Troodos or Troödos (Τρόοδος in Greek) in the Nicosia District, is the island’s highest mountain range. It is in the centre of Cyprus, and its highest peak is Mount Olympus, at 1,952 metres above sea level. The region is famous for its many Byzantine churches and monasteries.
The Panagia (Monastery) of Kykkos, 20 kilometres west of Pedoulas, is the richest and most famous and, with nine churches, form a World Heritage site. The Holy Monastery of the Virgin of Kykkos was founded around the end of the 11th century by the Byzantine emperor Alexios I Komnenos (1081–1118). It lies at an altitude of 1318 metres on the northwest face of the Troodos Mountains. The first President of Cyprus, Archbishop Makarios III, started his ecclesiastical career there as a monk in 1926. Three kilometres from Kykkos Monastery is his tomb and a giant bronze statue on the mountain of Throni, a site he chose.

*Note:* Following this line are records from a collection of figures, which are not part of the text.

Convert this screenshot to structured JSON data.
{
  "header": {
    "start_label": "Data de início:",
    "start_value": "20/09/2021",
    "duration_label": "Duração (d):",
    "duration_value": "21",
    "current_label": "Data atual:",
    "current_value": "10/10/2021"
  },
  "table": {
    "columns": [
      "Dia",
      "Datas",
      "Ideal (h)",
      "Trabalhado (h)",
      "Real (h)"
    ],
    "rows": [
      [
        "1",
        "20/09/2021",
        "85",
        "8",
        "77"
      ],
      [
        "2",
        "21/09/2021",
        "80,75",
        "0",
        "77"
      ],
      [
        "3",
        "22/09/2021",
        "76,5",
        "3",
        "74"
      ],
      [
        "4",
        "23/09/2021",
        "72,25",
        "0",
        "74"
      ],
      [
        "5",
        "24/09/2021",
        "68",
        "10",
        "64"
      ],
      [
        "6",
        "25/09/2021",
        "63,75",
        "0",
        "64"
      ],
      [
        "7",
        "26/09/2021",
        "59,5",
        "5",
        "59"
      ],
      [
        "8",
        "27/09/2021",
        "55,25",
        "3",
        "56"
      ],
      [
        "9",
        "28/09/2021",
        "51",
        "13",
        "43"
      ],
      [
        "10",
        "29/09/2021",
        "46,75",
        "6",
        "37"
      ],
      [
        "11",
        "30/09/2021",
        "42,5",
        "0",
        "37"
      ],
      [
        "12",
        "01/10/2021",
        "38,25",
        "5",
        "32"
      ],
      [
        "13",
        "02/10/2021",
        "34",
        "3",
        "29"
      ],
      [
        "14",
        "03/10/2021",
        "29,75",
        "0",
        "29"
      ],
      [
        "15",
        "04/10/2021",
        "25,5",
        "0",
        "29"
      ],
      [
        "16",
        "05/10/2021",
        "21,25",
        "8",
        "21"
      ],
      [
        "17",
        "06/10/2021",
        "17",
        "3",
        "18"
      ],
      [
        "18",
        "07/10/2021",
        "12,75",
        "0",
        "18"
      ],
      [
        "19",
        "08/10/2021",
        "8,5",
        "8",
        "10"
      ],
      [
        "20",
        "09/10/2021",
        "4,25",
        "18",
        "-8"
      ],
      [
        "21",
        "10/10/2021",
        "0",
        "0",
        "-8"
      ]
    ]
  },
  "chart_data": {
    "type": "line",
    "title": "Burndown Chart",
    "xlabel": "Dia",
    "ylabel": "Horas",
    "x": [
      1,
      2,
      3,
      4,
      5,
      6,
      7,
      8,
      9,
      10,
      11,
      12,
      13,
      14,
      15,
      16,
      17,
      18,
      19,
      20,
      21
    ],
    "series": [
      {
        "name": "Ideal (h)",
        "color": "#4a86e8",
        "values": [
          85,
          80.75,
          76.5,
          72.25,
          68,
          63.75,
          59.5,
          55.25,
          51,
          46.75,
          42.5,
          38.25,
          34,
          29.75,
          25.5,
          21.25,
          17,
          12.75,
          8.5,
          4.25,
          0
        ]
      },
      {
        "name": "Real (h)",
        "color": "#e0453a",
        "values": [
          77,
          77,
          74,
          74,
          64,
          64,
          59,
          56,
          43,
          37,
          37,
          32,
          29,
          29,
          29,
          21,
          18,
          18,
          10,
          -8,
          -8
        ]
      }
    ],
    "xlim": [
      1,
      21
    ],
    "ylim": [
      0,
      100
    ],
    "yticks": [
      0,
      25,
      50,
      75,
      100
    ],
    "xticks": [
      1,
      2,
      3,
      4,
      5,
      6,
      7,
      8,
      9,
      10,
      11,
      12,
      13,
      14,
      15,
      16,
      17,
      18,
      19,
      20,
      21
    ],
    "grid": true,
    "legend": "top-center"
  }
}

There are lovely mountain villages to the east of Kykkos; Pedoulas, 1,100 metres above sea level, is 15 kilometres northwest of Troodos village. It has the Archangelos Michael church, a small church that was built and decorated in 1474. The Holy Cross Chapel, with its separate and massive 25-meter cross towers above the village. The Agios Ioannis Lambadistis Monastery is in the mountain village of Kalopanayiotis. It is a complex of three churches dating from the 11th century and built over 400 years.